In het noordoosten van Brazilië lynchten dorpsbewoners een gelegenheidsarbiter, die eerder een speler neerstak. De omvang van dit geweld is verontrustend voor het Zuid-Amerikaanse land, dat volgend jaar het grootste voetbalfeest in zijn bestaan wil vieren.

Otávio Jordão da Silva Cantanhede, veedrijver van beroep, nam zijn voetbalschoenen en stopte ze samen met een fles water in zijn rugzak. Maar ook een mes. Otávio verliet de hut, waar hij samenwoonde met zijn vriendin Clícia. “Voor de finale ben ik wel terug”, riep de 19-jarige nog, vooraleer hij met zijn fiets de veldweg nam naar het drie kilometer verder gelegen voetbalveldje van Centro do Meio, een plaats van ongeveer 250 inwoners tussen maniokvelden en weiden met runderen.
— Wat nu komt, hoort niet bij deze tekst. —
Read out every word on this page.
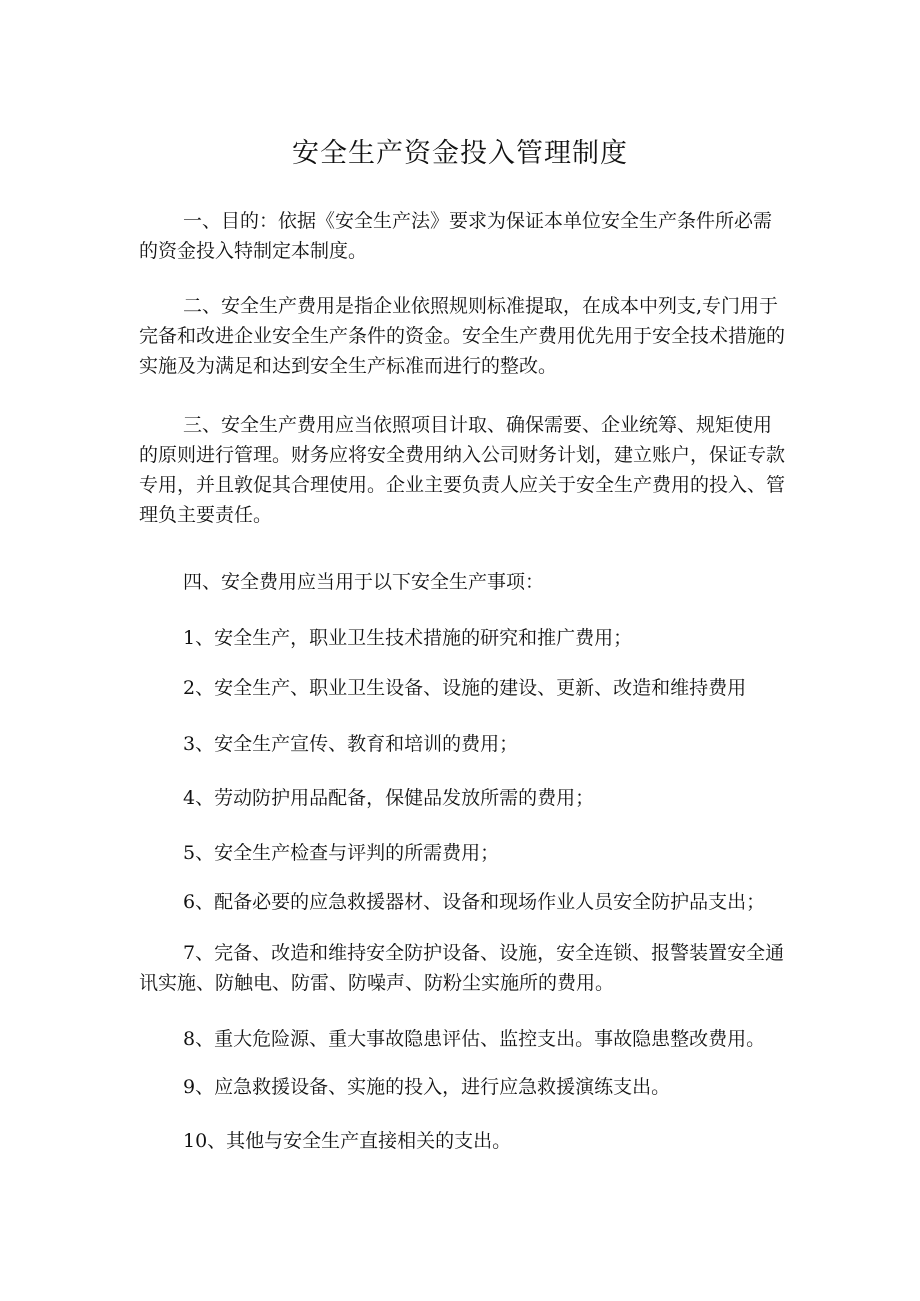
安全生产资金投入管理制度
一、目的：依据《安全生产法》要求为保证本单位安全生产条件所必需的资金投入特制定本制度。
二、安全生产费用是指企业依照规则标准提取，在成本中列支,专门用于完备和改进企业安全生产条件的资金。安全生产费用优先用于安全技术措施的实施及为满足和达到安全生产标准而进行的整改。
三、安全生产费用应当依照项目计取、确保需要、企业统筹、规矩使用的原则进行管理。财务应将安全费用纳入公司财务计划，建立账户，保证专款专用，并且敦促其合理使用。企业主要负责人应关于安全生产费用的投入、管理负主要责任。
四、安全费用应当用于以下安全生产事项：
1、安全生产，职业卫生技术措施的研究和推广费用；
2、安全生产、职业卫生设备、设施的建设、更新、改造和维持费用
3、安全生产宣传、教育和培训的费用；
4、劳动防护用品配备，保健品发放所需的费用；
5、安全生产检查与评判的所需费用；
6、配备必要的应急救援器材、设备和现场作业人员安全防护品支出；
7、完备、改造和维持安全防护设备、设施，安全连锁、报警装置安全通讯实施、防触电、防雷、防噪声、防粉尘实施所的费用。
8、重大危险源、重大事故隐患评估、监控支出。事故隐患整改费用。
9、应急救援设备、实施的投入，进行应急救援演练支出。
10、其他与安全生产直接相关的支出。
Schoonmaker Josemir Santos Abreu (30) bereikte het stoffige terrein in deelstaat Maranhão iets later. Eigenlijk wou hij het die zondagmiddag, 30 juni 2013, rustig aan doen, want om 19 uur was er op tv het voetbalevenement dat Brazilië al dagen beroerde: de finale van de Confederations Cup tegen Spanje in het beroemde Maracañastadion van Rio de Janeiro, de ultieme generale repetitie voor het WK van 2014. De linkerflankaanvaller werd echter, wegens zijn opportunisme en groot loopvermogen, in extremis opgeroepen voor zijn team nadat een andere spits geblesseerd afhaakte. Een neef leende hem een paar schoenen voor de pelada, een vriendschappelijk voetbalpartijtje tussen halfnaakte veteranen – wegens de hoge kostprijs van shirts – en wat jonge kerels. Voor miljoenen Brazilianen het enige weekendplezier, inclusief de doelen zonder netten en veel spelers die nog blootvoets aantreden.

Flamengo-Fluminense

Klokslag vier uur werd het oefenpotje op gang gefloten bij dertig graden Celsius, maar het eindigde in een absoluut drama. Want Josemir werd neergestoken, terwijl Otávio zelfs een onthoofding onderging. Een pijnlijke voorbeeld van wat zich dagelijks voordoet in bepaalde delen van Brazilië.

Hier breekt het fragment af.